In November 2012, the House Science Committee called on the EPA inspector general to audit the EPA’s electronic database management practices after a report from The Daily Caller News Foundation, based on information provided by Horner, that Richard Windsor was one of the aliases used by Jackson.

“That is the name — sorry, one of the alias names — used by Obama’s radical EPA chief to keep her email from those who ask for it,” Horner told The DC News Foundation, saying former EPA officials informed him of this.

The EPA inspector general confirmed in December 2012 that he intended to “determine whether EPA follows applicable laws and regulations when using private and alias email accounts to conduct official business.”

Despite multiple attempts by various congressional committees to get adequate records from the EPA regarding the use of alias email accounts, Horner is skeptical they will get anywhere.

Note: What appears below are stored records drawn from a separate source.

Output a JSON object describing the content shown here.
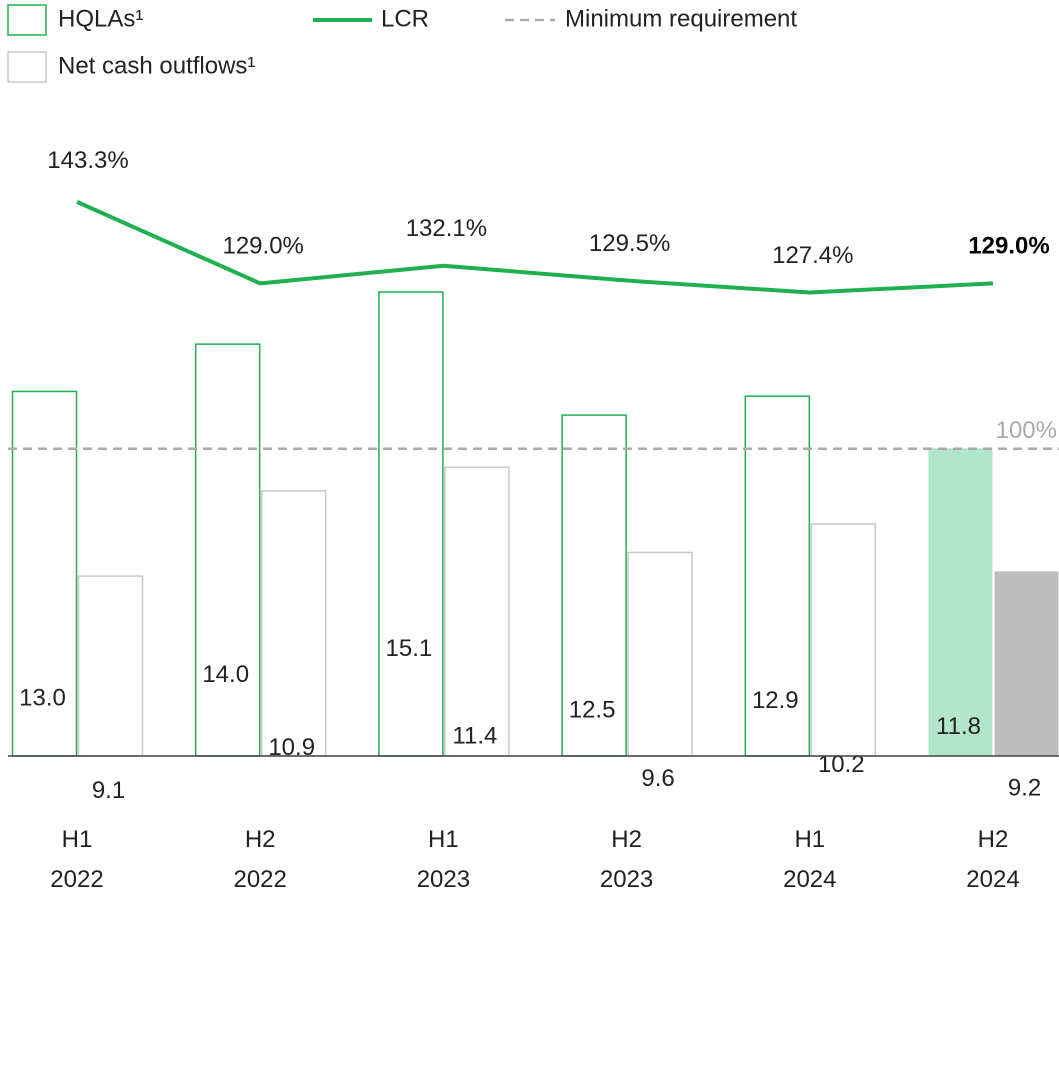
{
  "chart_data": {
    "type": "bar",
    "categories": [
      "H1\n2022",
      "H2\n2022",
      "H1\n2023",
      "H2\n2023",
      "H1\n2024",
      "H2\n2024"
    ],
    "series": [
      {
        "name": "HQLAs¹",
        "type": "bar",
        "color": "#1fb04f",
        "highlight_color": "#b1e5cc",
        "values": [
          13.0,
          14.0,
          15.1,
          12.5,
          12.9,
          11.8
        ],
        "value_labels": [
          "13.0",
          "14.0",
          "15.1",
          "12.5",
          "12.9",
          "11.8"
        ]
      },
      {
        "name": "Net cash outflows¹",
        "type": "bar",
        "color": "#c8c8c8",
        "highlight_color": "#bdbdbd",
        "values": [
          9.1,
          10.9,
          11.4,
          9.6,
          10.2,
          9.2
        ],
        "value_labels": [
          "9.1",
          "10.9",
          "11.4",
          "9.6",
          "10.2",
          "9.2"
        ]
      },
      {
        "name": "LCR",
        "type": "line",
        "axis": "y2",
        "color": "#1fb04f",
        "values": [
          143.3,
          129.0,
          132.1,
          129.5,
          127.4,
          129.0
        ],
        "value_labels": [
          "143.3%",
          "129.0%",
          "132.1%",
          "129.5%",
          "127.4%",
          "129.0%"
        ]
      }
    ],
    "reference_line": {
      "name": "Minimum requirement",
      "value": 100,
      "label": "100%",
      "axis": "y2",
      "color": "#aaaaaa"
    },
    "highlight_index": 5,
    "ylim": [
      5.3,
      18.1
    ],
    "y2lim": [
      46.1,
      152.4
    ]
  }
}
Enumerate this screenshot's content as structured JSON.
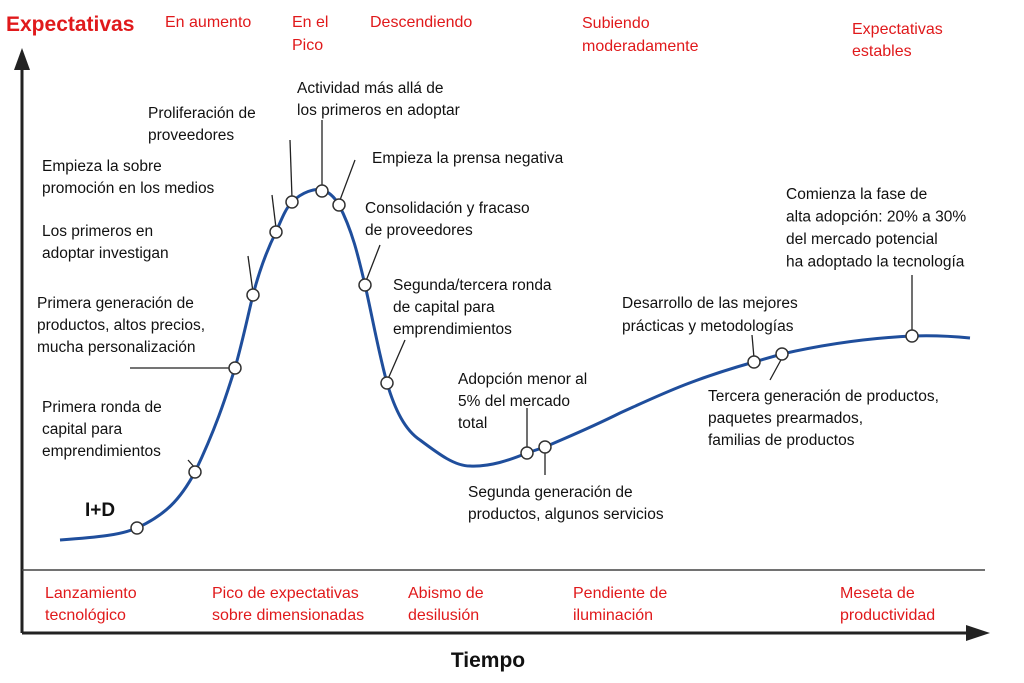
{
  "axes": {
    "y_label": "Expectativas",
    "x_label": "Tiempo"
  },
  "stages": [
    {
      "lines": [
        "En aumento"
      ]
    },
    {
      "lines": [
        "En el",
        "Pico"
      ]
    },
    {
      "lines": [
        "Descendiendo"
      ]
    },
    {
      "lines": [
        "Subiendo",
        "moderadamente"
      ]
    },
    {
      "lines": [
        "Expectativas",
        "estables"
      ]
    }
  ],
  "phases": [
    {
      "lines": [
        "Lanzamiento",
        "tecnológico"
      ]
    },
    {
      "lines": [
        "Pico de expectativas",
        "sobre dimensionadas"
      ]
    },
    {
      "lines": [
        "Abismo de",
        "desilusión"
      ]
    },
    {
      "lines": [
        "Pendiente de",
        "iluminación"
      ]
    },
    {
      "lines": [
        "Meseta de",
        "productividad"
      ]
    }
  ],
  "start_label": "I+D",
  "annotations": [
    {
      "lines": [
        "Primera ronda de",
        "capital para",
        "emprendimientos"
      ]
    },
    {
      "lines": [
        "Primera generación de",
        "productos, altos precios,",
        "mucha personalización"
      ]
    },
    {
      "lines": [
        "Los primeros en",
        "adoptar investigan"
      ]
    },
    {
      "lines": [
        "Empieza la sobre",
        "promoción en los medios"
      ]
    },
    {
      "lines": [
        "Proliferación de",
        "proveedores"
      ]
    },
    {
      "lines": [
        "Actividad más allá de",
        "los primeros en adoptar"
      ]
    },
    {
      "lines": [
        "Empieza la prensa negativa"
      ]
    },
    {
      "lines": [
        "Consolidación y fracaso",
        "de proveedores"
      ]
    },
    {
      "lines": [
        "Segunda/tercera ronda",
        "de capital para",
        "emprendimientos"
      ]
    },
    {
      "lines": [
        "Adopción menor al",
        "5% del mercado",
        "total"
      ]
    },
    {
      "lines": [
        "Segunda generación de",
        "productos, algunos servicios"
      ]
    },
    {
      "lines": [
        "Desarrollo de las mejores",
        "prácticas y metodologías"
      ]
    },
    {
      "lines": [
        "Tercera generación de productos,",
        "paquetes prearmados,",
        "familias de productos"
      ]
    },
    {
      "lines": [
        "Comienza la fase de",
        "alta adopción: 20% a 30%",
        "del mercado potencial",
        "ha adoptado la tecnología"
      ]
    }
  ]
}
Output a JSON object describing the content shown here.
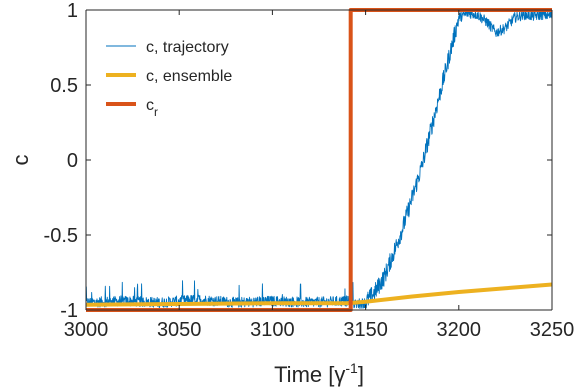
{
  "chart_data": {
    "type": "line",
    "title": "",
    "xlabel": "Time [γ",
    "xlabel_sup": "-1",
    "xlabel_close": "]",
    "ylabel": "c",
    "xlim": [
      3000,
      3250
    ],
    "ylim": [
      -1,
      1
    ],
    "xticks": [
      3000,
      3050,
      3100,
      3150,
      3200,
      3250
    ],
    "xtick_labels": [
      "3000",
      "3050",
      "3100",
      "3150",
      "3200",
      "3250"
    ],
    "yticks": [
      -1,
      -0.5,
      0,
      0.5,
      1
    ],
    "ytick_labels": [
      "-1",
      "-0.5",
      "0",
      "0.5",
      "1"
    ],
    "grid": false,
    "legend_placement": "top-left",
    "series": [
      {
        "name": "c, trajectory",
        "legend_label": "c, trajectory",
        "color": "#0072BD",
        "style": "noisy",
        "x": [
          3000,
          3020,
          3040,
          3060,
          3080,
          3100,
          3120,
          3140,
          3145,
          3150,
          3155,
          3160,
          3165,
          3170,
          3175,
          3180,
          3185,
          3190,
          3195,
          3200,
          3205,
          3210,
          3215,
          3220,
          3225,
          3230,
          3235,
          3240,
          3245,
          3250
        ],
        "y": [
          -0.95,
          -0.94,
          -0.95,
          -0.93,
          -0.95,
          -0.94,
          -0.95,
          -0.94,
          -0.96,
          -0.95,
          -0.88,
          -0.78,
          -0.62,
          -0.45,
          -0.25,
          -0.05,
          0.2,
          0.45,
          0.7,
          0.95,
          0.98,
          0.97,
          0.92,
          0.85,
          0.88,
          0.95,
          0.97,
          0.96,
          0.97,
          0.96
        ]
      },
      {
        "name": "c, ensemble",
        "legend_label": "c, ensemble",
        "color": "#EDB120",
        "style": "smooth",
        "x": [
          3000,
          3050,
          3100,
          3140,
          3150,
          3175,
          3200,
          3225,
          3250
        ],
        "y": [
          -0.965,
          -0.96,
          -0.955,
          -0.955,
          -0.945,
          -0.91,
          -0.88,
          -0.855,
          -0.83
        ]
      },
      {
        "name": "c_r",
        "legend_label": "c",
        "legend_sub": "r",
        "color": "#D95319",
        "style": "step",
        "x": [
          3000,
          3142,
          3142,
          3250
        ],
        "y": [
          -1,
          -1,
          1,
          1
        ]
      }
    ]
  }
}
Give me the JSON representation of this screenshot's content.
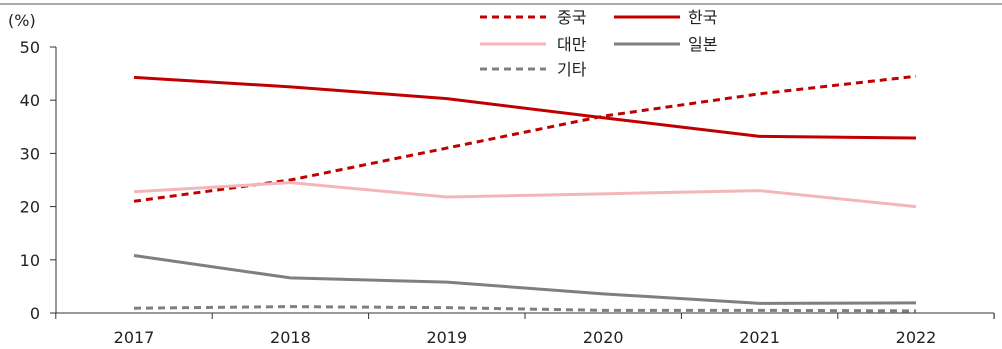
{
  "chart_data": {
    "type": "line",
    "title": "",
    "xlabel": "",
    "ylabel": "(%)",
    "x": [
      "2017",
      "2018",
      "2019",
      "2020",
      "2021",
      "2022"
    ],
    "ylim": [
      0,
      50
    ],
    "yticks": [
      0,
      10,
      20,
      30,
      40,
      50
    ],
    "grid": false,
    "legend_position": "top-center",
    "series": [
      {
        "name": "중국",
        "color": "#c00000",
        "dash": "dashed",
        "values": [
          21.0,
          25.0,
          31.0,
          37.0,
          41.2,
          44.5
        ]
      },
      {
        "name": "한국",
        "color": "#c00000",
        "dash": "solid",
        "values": [
          44.3,
          42.5,
          40.3,
          36.7,
          33.2,
          32.9
        ]
      },
      {
        "name": "대만",
        "color": "#f4b6b8",
        "dash": "solid",
        "values": [
          22.8,
          24.5,
          21.8,
          22.4,
          23.0,
          20.0
        ]
      },
      {
        "name": "일본",
        "color": "#7f7f7f",
        "dash": "solid",
        "values": [
          10.8,
          6.6,
          5.8,
          3.6,
          1.8,
          1.9
        ]
      },
      {
        "name": "기타",
        "color": "#7f7f7f",
        "dash": "dashed",
        "values": [
          0.9,
          1.2,
          1.0,
          0.5,
          0.5,
          0.4
        ]
      }
    ]
  }
}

“I suggest that only once Ms. Jackson is gone and gainfully employed will EPA show even the pretense of interest in full cooperation,” Horner said.

On December 27, 2012, Jackson announced her plan to leave the Obama administration, and it has since been reported that she was leaving because she was convinced Obama’s would approve the Keystone XL pipeline.

Horner, however, believes the email investigation is the reason.

“Life’s full of coincidences, but this is too many,” Horner told “She had no choice.”

Republican Louisiana Sen. David Vitter also said that public scrutiny over Jackson’s use of an alias email account led to her resignation.

“I think this email issue clearly spurred Lisa Jackson’s resignation,” Vitter said. “But it’s much broader than her. It’s about a culture of hiding an extreme agenda from Americans because it can’t be sustained in public debate.”